Специфичную работу предложил Врубелю и двоюродный брат его жены Яков Жуковский. Яков Евгеньевич, крупный чиновник, финансист, человек очень состоятельный, отмечен также в истории культуры как меценат. Покровителем искусства он значится по праву: его крымское имение, обильно декорированное символистами объединения «Голубая роза», ныне имеет статус музейного ансамбля. Над обликом усадьбы «Новый Кучук-Кой» потрудились Петр Савич Уткин, Павел Варфоломеевич Кузнецов и Александр Терентьевич Матвеев, но это после 1907-го, а в 1899-м Яков Жуковский был озабочен стильной меблировкой своей роскошной петербургской квартиры на Фурштатской улице и в связи с этим предлагал Михаилу Врубелю «заказ на составление, сначала в эскизном виде, а затем в виде подробных чертежей, проектов мебели для кабинета в стиле renaissanse итальянском, периода расцвета». Нужны были «письменный стол, три кресла, диван и книжный шкаф», размеры и подробности желательных фасонов прилагались. Яков Евгеньевич никоим образом не желал обидеть художника, просил без стеснения отказаться, если работа «не по сердцу». Врубель со всей учтивостью переадресовал родственника к тому же Малютину, которого он прежде рекомендовал княгине Тенишевой.

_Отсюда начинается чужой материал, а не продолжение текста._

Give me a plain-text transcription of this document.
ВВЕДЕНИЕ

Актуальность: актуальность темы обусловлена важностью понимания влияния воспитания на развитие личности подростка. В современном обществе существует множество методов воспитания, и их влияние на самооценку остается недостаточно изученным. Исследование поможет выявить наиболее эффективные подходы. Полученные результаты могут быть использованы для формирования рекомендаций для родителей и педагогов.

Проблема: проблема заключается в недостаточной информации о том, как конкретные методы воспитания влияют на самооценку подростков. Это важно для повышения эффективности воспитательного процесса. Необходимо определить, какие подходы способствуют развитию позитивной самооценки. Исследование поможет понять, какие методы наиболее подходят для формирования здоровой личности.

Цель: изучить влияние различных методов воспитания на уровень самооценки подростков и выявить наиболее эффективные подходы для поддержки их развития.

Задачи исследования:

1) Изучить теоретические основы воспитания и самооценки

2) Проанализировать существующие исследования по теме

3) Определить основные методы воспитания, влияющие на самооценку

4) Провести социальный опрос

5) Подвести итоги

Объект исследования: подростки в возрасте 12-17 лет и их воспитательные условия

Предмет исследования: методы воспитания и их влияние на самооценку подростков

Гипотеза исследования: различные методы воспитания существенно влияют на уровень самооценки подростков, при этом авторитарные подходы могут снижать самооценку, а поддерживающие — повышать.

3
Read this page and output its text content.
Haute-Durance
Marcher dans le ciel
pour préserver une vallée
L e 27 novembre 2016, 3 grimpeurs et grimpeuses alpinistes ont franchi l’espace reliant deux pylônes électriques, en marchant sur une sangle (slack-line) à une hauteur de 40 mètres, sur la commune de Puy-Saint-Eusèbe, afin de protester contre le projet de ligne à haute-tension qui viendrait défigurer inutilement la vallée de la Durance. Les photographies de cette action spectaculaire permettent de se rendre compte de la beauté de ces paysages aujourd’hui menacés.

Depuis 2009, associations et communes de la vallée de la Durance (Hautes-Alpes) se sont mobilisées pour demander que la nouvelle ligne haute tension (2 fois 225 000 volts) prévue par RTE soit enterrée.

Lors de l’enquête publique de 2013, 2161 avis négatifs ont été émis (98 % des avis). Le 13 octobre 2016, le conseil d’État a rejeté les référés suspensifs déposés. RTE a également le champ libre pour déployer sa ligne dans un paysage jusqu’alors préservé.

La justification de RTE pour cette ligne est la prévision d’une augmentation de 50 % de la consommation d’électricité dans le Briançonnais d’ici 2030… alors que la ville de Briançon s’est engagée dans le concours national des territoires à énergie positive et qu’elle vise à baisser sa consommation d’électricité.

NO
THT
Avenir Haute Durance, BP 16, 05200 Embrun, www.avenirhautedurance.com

У потомков Якова Жуковского сохранилось семейное предание о его многолетней любви к кузине Наде Забеле. Должно быть, Яков Евгеньевич искренне хотел материально поддержать Врубелей. Морально, во всяком случае, он их поддержал. Приобретавший на выставках пейзажи Шишкина, Поленова, Левитана, Жуковский, не убоявшись декадентства, за 200 рублей купил «Пана», поместил у себя в кабинете. Фотография начала 1900-х запечатлела этот очень художественно оформленный интерьер с висящим на стене «Паном» и сидящим, рассматривающим какое-то печатное произведение Михаилом Врубелем, который являет вид строгий, светский и чрезвычайно респектабельный.